Under the accord, the two sides will also set up a joint committee on securing employment within the metal industry.

More, here.

Tuesday, July 24, 2007

Can Korean workers break out of enterprise unionism?

A recent article in the Korean Times explores this topic. Though the editorial slant is a bit reactive, the article is worth a read to get a sense at the initiative towards industrial unionism in South Korea.

Sunday, July 22, 2007

Update on E-Land struggle

The UNI Global Union, which represents commercial workers worldwide, has started up a site dedicated to and with with plenty of updates on the Eland struggle. Including video from local TV of the raid on Homever workers at worldcup stadium, and a longer series of videos from the union itself. It's pretty emotional stuff to watch, violent police action in a supermarket makes for especially jarring video. The Hankyoreh has also run detailed story on the sit-in, police reaction, and solidarity given to the struggle by progressives. You can find the link to that here.

Friday, July 20, 2007

Police raid E-Land Sit-in


Breaking news: the sit-in is over and has been raided by over 7000 police. The CINA blog has more pics and info here, and video from the previous days protests here and here.

Tuesday, July 17, 2007

New story on labour law at Interlocals

Below is my attempt to summarize what has been going on with the controversy around the new labour law to date. Interlocals has been attracting a bit more attention recently as its founder Oiwan Lam has been in the news for taking on the Hong Kong Television and Licensing Authority. The story broke in Boing Boing last week, thanks to a poorly spelled item suggestion by yours truly (now more in the world will know about my bad spelling!), and was followed up on in the following days more and more.
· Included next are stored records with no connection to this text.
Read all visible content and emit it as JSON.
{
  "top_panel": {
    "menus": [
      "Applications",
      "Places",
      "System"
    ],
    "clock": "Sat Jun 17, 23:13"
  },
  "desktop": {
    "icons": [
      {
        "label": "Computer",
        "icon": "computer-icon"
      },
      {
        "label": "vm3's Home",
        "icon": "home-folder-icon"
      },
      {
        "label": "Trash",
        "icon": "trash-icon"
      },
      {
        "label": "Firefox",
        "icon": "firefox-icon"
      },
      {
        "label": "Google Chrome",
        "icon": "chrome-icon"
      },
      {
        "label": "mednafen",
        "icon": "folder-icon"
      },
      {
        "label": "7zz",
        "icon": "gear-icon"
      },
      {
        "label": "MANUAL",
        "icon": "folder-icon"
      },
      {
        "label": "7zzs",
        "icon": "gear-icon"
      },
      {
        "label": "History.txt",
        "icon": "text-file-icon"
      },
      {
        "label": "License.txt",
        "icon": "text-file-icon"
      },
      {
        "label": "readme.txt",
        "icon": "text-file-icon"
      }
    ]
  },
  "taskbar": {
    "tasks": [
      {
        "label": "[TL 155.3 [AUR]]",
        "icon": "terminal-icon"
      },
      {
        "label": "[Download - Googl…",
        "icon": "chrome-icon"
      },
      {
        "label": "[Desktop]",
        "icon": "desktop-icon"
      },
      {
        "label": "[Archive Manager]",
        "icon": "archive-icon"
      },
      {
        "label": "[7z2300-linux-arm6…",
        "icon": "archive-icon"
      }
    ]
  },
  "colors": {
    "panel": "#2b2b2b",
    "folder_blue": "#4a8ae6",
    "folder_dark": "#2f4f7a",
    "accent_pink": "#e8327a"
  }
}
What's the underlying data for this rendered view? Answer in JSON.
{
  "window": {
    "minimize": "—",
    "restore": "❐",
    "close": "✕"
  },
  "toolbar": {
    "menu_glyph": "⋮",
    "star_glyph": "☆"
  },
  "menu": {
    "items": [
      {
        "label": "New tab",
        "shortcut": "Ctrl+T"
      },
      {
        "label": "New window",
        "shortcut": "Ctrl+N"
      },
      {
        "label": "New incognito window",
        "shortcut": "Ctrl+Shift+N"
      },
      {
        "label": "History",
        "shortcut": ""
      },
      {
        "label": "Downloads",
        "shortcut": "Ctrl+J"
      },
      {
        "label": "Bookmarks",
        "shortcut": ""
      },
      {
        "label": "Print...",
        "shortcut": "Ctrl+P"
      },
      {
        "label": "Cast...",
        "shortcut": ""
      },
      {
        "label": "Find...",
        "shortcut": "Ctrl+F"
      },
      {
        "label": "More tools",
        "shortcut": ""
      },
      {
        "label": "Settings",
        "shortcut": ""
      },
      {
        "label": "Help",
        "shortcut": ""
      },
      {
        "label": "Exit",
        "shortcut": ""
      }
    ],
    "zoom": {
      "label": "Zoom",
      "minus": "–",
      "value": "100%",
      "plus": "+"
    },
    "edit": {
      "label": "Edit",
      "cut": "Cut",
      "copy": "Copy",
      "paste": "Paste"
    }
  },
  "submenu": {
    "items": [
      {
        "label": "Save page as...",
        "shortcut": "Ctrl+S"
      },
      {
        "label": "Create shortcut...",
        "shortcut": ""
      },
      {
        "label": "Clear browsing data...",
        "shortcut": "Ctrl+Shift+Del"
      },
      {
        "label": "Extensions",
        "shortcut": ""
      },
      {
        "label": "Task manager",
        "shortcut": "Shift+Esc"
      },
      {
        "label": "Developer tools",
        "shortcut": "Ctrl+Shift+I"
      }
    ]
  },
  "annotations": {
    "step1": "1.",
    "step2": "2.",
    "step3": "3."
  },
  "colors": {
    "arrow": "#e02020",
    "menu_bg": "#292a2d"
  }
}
South Korea: Labour strife escalates as new labour law comes into effect
Jamie Doucette
Interlocals.net



On July 1st South Korea's new Law on Non-Regular Work came into effect. The principle of the law was to protect non-regular workers, but in practice the way in which it has been put together and implemented has led to protection only for a few and increased precariousness for many.

The law was a long time in the making, and the original plan was to involve all parties -- unions, business, and government -- in the drafting process of the bill. However, very early on the tripartite process broke down, with the progressive Korean Confederation of Trade Unions (KCTU) pulling out of the process when it became clear that the law would only lead to the expansion of casual, contingent, contract and temporary forms of work.
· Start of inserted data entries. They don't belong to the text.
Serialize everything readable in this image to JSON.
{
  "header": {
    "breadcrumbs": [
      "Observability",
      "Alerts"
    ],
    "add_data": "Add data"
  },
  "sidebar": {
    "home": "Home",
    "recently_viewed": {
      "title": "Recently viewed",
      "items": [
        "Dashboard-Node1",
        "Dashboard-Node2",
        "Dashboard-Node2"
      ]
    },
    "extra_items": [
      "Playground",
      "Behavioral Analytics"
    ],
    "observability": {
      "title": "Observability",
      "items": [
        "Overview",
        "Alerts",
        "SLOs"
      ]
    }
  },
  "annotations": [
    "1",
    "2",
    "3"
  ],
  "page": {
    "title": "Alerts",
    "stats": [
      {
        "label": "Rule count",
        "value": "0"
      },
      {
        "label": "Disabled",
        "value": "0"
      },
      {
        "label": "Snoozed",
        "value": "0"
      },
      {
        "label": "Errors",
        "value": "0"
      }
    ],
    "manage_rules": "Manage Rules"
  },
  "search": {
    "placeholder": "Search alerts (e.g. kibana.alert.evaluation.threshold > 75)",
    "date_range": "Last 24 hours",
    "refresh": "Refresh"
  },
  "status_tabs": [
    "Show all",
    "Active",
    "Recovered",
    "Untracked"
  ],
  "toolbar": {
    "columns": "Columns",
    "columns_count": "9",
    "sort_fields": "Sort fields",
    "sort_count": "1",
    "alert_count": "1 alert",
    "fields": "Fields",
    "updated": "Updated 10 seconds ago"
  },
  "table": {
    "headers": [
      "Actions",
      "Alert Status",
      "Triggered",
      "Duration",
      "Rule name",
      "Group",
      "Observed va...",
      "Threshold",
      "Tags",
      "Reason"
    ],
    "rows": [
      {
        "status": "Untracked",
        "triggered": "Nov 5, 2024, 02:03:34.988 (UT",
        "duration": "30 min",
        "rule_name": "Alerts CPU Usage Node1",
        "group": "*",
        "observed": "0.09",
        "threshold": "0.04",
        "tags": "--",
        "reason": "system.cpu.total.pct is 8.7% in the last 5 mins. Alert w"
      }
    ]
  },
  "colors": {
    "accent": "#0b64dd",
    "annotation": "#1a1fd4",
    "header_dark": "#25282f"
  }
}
The tripartite commission did not attempt attempt to assuage the worries of the KCTU but instead rushed through an agreement on the bill with the support of the more conservative Federation of Korean Trade Unions (FKTU). The bill was passed amidst heated protest in the late fall of 2006 and came into effect on July 1st.

After the bill was passed, the government as well as some larger firms announced that they would be regularizing several thousands of employees that had been employed with non-regular contracts. However, in the lead up to the July 1st deadline, it was found that numerous private employers as well as the government itself had been laying off non-regular workers or forcing them to sign short term contracts (in some cases 'zero' work term contracts that would allow employees to be layed off on the spot if need be).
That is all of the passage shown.